Roberto Gamito
14.04.24
Furriel, escuta-me: há dias, após comer gulosamente cabidela de diamantes de sangue numa correria de colheradas, prato típico de déspota milionário, perdoem-me a redundância, a referência e a enumeração fora da época de inventários, vagabundeava com vontade todavia sem genica pela rua dos meus últimos dias com a pança a saltitar de pitéu devorado e dei-me conta de um detalhe deveras revelador. As poucas sombras de árvore que ainda restam haviam sido ocupadas por veículos, carros, carripanas, motas e quadrúpedes de chapa não identificados, estes repousavam quais felinos exaustos, como que posfaciando uma caçada com bocejos, bosquejos de proezas e flatulências, enquanto os homens, o zénite da criação, suavam quais figos a secar ao sol, como se a água fosse um estorvo.

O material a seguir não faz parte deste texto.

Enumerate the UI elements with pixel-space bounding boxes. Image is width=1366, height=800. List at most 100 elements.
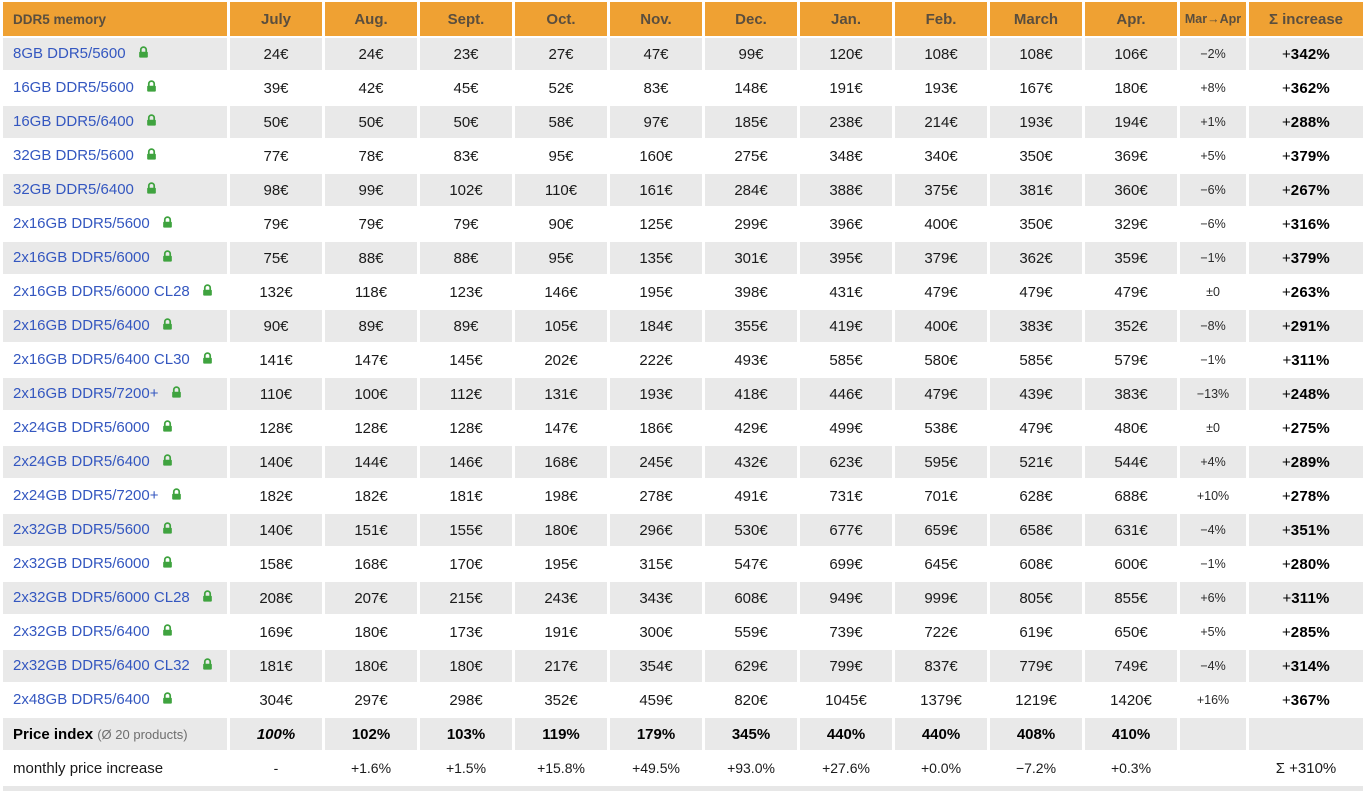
product-link[interactable]: 16GB DDR5/6400 xyxy=(13,113,134,130)
price-cell: 739€ xyxy=(800,616,892,648)
product-link[interactable]: 2x32GB DDR5/6000 CL28 xyxy=(13,589,190,606)
product-link[interactable]: 2x32GB DDR5/6000 xyxy=(13,555,150,572)
total-increase-sign: + xyxy=(1282,215,1291,233)
price-cell: 42€ xyxy=(325,72,417,104)
table-row: 2x32GB DDR5/6000 CL28 208€ 207€ 215€ 243€ 34… xyxy=(3,582,1363,614)
monthly-increase-value: +49.5% xyxy=(610,752,702,784)
total-increase-cell: +288% xyxy=(1249,106,1363,138)
product-link[interactable]: 2x32GB DDR5/6400 xyxy=(13,623,150,640)
price-cell: 446€ xyxy=(800,378,892,410)
lock-icon xyxy=(170,386,183,403)
price-cell: 112€ xyxy=(420,378,512,410)
table-row: 32GB DDR5/6400 98€ 99€ 102€ 110€ 161€ 284€ 388… xyxy=(3,174,1363,206)
total-increase-cell: +285% xyxy=(1249,616,1363,648)
price-cell: 585€ xyxy=(800,344,892,376)
product-link[interactable]: 32GB DDR5/5600 xyxy=(13,147,134,164)
total-increase-cell: +280% xyxy=(1249,548,1363,580)
product-link[interactable]: 2x32GB DDR5/6400 CL32 xyxy=(13,657,190,674)
price-cell: 191€ xyxy=(800,72,892,104)
price-cell: 128€ xyxy=(420,412,512,444)
price-cell: 480€ xyxy=(1085,412,1177,444)
lock-icon xyxy=(201,658,214,675)
price-cell: 79€ xyxy=(420,208,512,240)
product-link[interactable]: 2x24GB DDR5/7200+ xyxy=(13,487,159,504)
table-row: 2x16GB DDR5/6000 CL28 132€ 118€ 123€ 146€ 19… xyxy=(3,276,1363,308)
price-cell: 147€ xyxy=(515,412,607,444)
price-cell: 329€ xyxy=(1085,208,1177,240)
product-link[interactable]: 32GB DDR5/6400 xyxy=(13,181,134,198)
product-cell: 32GB DDR5/6400 xyxy=(3,174,227,206)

Principiei a asnear, que é como quem diz, de mim brotou uma catarata de obscenidades, hábil em polinizar os ouvidos mais sensíveis com uma irritação fresca, não lhe faltando nutrientes — só quero o vosso bem.
Massa cinzenta, queimadinhos, o arroz e o miolo, jantar de zombie feito em fanicos. Ando de um lado para o outro com as cinzas de Deus nos cornos, ele por fim minúsculo que está dentro de nós e por momentos morto. Perante isto, a notícia de mais uma morte inesperada, só logrei pensar em foder e em Dostoiévski. Amanhã pode não ser permitido, há que voltar aos clássicos.
Na vinheta seguinte, o nosso personagem anónimo prosseguia a sua ruminação, no entanto fora-lhe adicionada uma mulher de joelhos ao rés da braguilha. Enxotou-a sem pinga de delicadeza. Coitada, a pobre só tencionava acoitar-se à sombra dos tomates do velho e, quem sabe, dar largas ao apetite sem que o sol convocasse a madurez para a sua pele.
Há vinte anos, na rua agora semeada de lojas tão diferentes no nome e no conceito mas tão iguais no conteúdo, havia tão-somente dois tipos de negócio: tabernas e mercearias. Embora o sortido de bebedeiras tenha migrado do passado rumo ao presente, não é, convenhamos, o mesmo cenário. Não tem o mesmo sabor apresentar uma cadeira ressequida do sol às costas de um cavalheiro que ficou à mercê da nossa fúria ou repetir o mesmo gesto mas com uma cadeira da moda. Dá a ideia que até a porrada nas esplanadas é espectáculo virado para os turistas.
Queira facultar-me prazer e o bom do broche, e se possível em simultâneo, e para ontem, puta! Só se deres uma aparadela no mato. Não estamos em época de incêndios, quando for a altura, falo ei! Até lá regalar-me-ei com este chumaço natural que volta e meia engoda peixe mais necessitado à procura de farnel. Escusavam de teimar com ele, falava assim com todos. Mesclava ordenamento do território e brejeirice com mestria digna de mestre, fora, sem sombra de dúvidas, bafejado pelas musas. Era o cronista do seu apetite e isso fê-lo ganhar muitos inimigos e amantes e biografias não autorizadas.
Há anos, era eu puto a prestigiar a cara com ranho e borbulhas, atirava pedras às lagartixas só para ouvir o farfalhar das folhas secas à minha volta. Apontava à cabeça de uma, e merda!: fugia aquela e fugiam outras sete. Por incrível que pudesse afigurar-se, a tarefa de encontrar vida debaixo da pedra que encrencou Abel, revelava-se esquiva. Qualquer outra pedra oferecia na sua cave um hotel destinado a bichos e bichinhos. Só este pedregulho bíblico permanecia como excepção.